Sunday, February 15, 2009

To Have and Have Not

There seem to be two schools of individual PF blog: full family expense and minimalist. I really like seeing other people's numbers posted, for reference. What expenses do they have? How much do things cost? What are people willing to pay for and cut back on? Where am I comparatively overspending?

I fall in the minimalist category. No mortgage, no car, no land line, no utilities. Realistically, my only fixed expense is rent ($550). My rent includes all utilities, furnishings, and access to wifi. Even my cell is pay-as-you-go. I walk everywhere, all seasons, catching a cab or the bus if necessary (maybe twice a month). I don't have cable or a TV. I'm subscribed to one magazine, $2 per month.

When I see car costs posted (payment, insurance, gas, repairs...) it blows my mind because I've never fronted that kind of cash.
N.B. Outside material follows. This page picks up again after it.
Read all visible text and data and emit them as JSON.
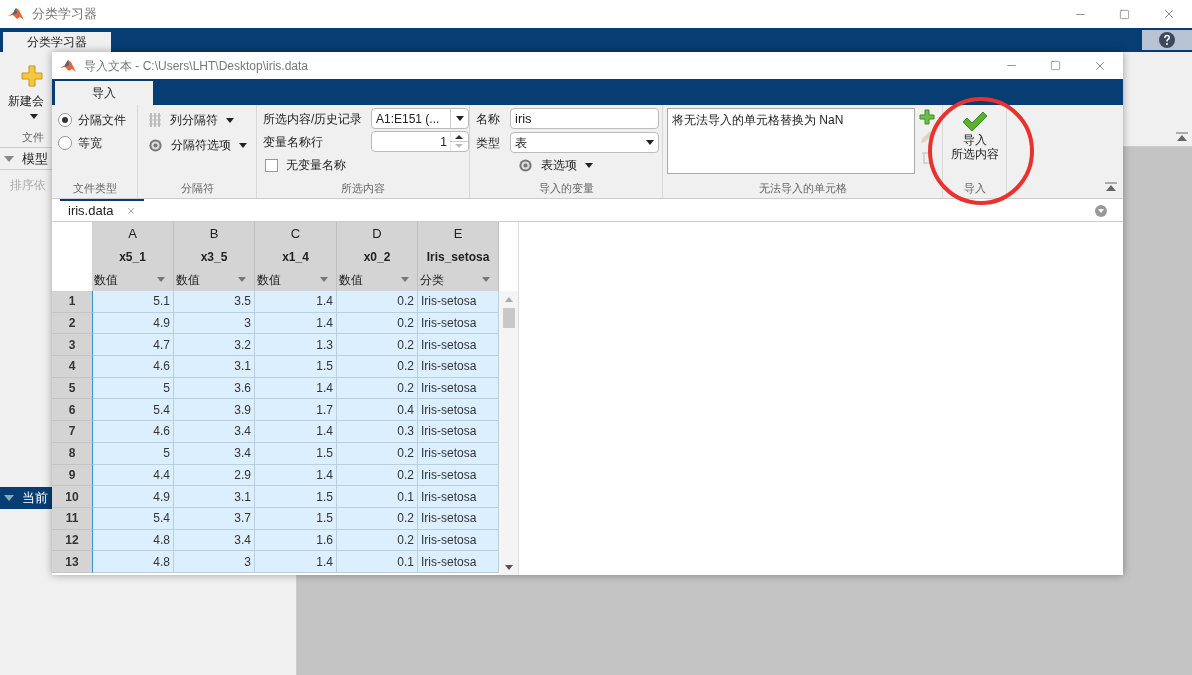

Ditto for the expense of running a household: mortgage, taxes, repairs, fluctuating utilities... whoa. Right now where I live I'm probably coming out ahead by not carrying a mortgage. The rent payment I make would only cover taxes, utilities and maintenance. I would be gaining "equity" in a home but: paying interest, carrying a non-deferrable expense, and locked into a property value that is likely to be volatile over the next few years. Further, I have no idea where I'm going to end up right now. I also haven't had to sink any cash into furniture or appliances and moving is simple and low cost as a result.

My only current financial goal is eliminating a consolidated loan incurred to pay for my second degree. I don't keep specific "funds" - emergency funds, travel funds, whatever - I just delegate the excess as necessary. Some months I make a heavy debt payment, other months I fund gifts or travel. I keep track of things in an old-school excel spreadsheet, relatively easily, more to monitor the status of my "accounts" - payments owed, payments owing. I kind of treat my finances like a small business, Fortuna Inc.

Really, I'm a lazy financial blogger.

Sometimes I wonder if I shouldn't be looking deeper into the oracle of money management. Maybe it would make sense to come up with specific accounts - representing specific goals - but at this point, does it matter?

(1) My taxation situation for the two years after grad is not deeply affected by contributing or not contributing to retirement funds, at least in any calculations I've pulled out, due to the level of credits I'm carrying against projected income

(2) Debt repayment gives me at least a 4% "return" annually, a better ROI than anyone else I know got this year. Further, eliminating it now avoids future rate fluctuations and increases control over my expenses. The banks are in a bad state, as a banker acquaintance of mine said recently "the industry is on it's knees" and I don't want to have any obligations to what I consider a desperate creditor

(3) It makes me happier to just have money available to do what I want, when I want it. The fact is, I'm not really a consumer and I doubt I will become one. Stuff doesn't do it for me. At the same time, I like the money to buy quality things when I need them. I like being able to afford to go where I please, eat what I like, and make choices based on my values.

I do know that around this time next year I'll need to have my post-debt (i.e. rest of my life) plan in place. I need to decide what to do with the excess I'll have on my cheques, beyond socking it away in a high interest TFSA. This is where I know it's going to get mucky.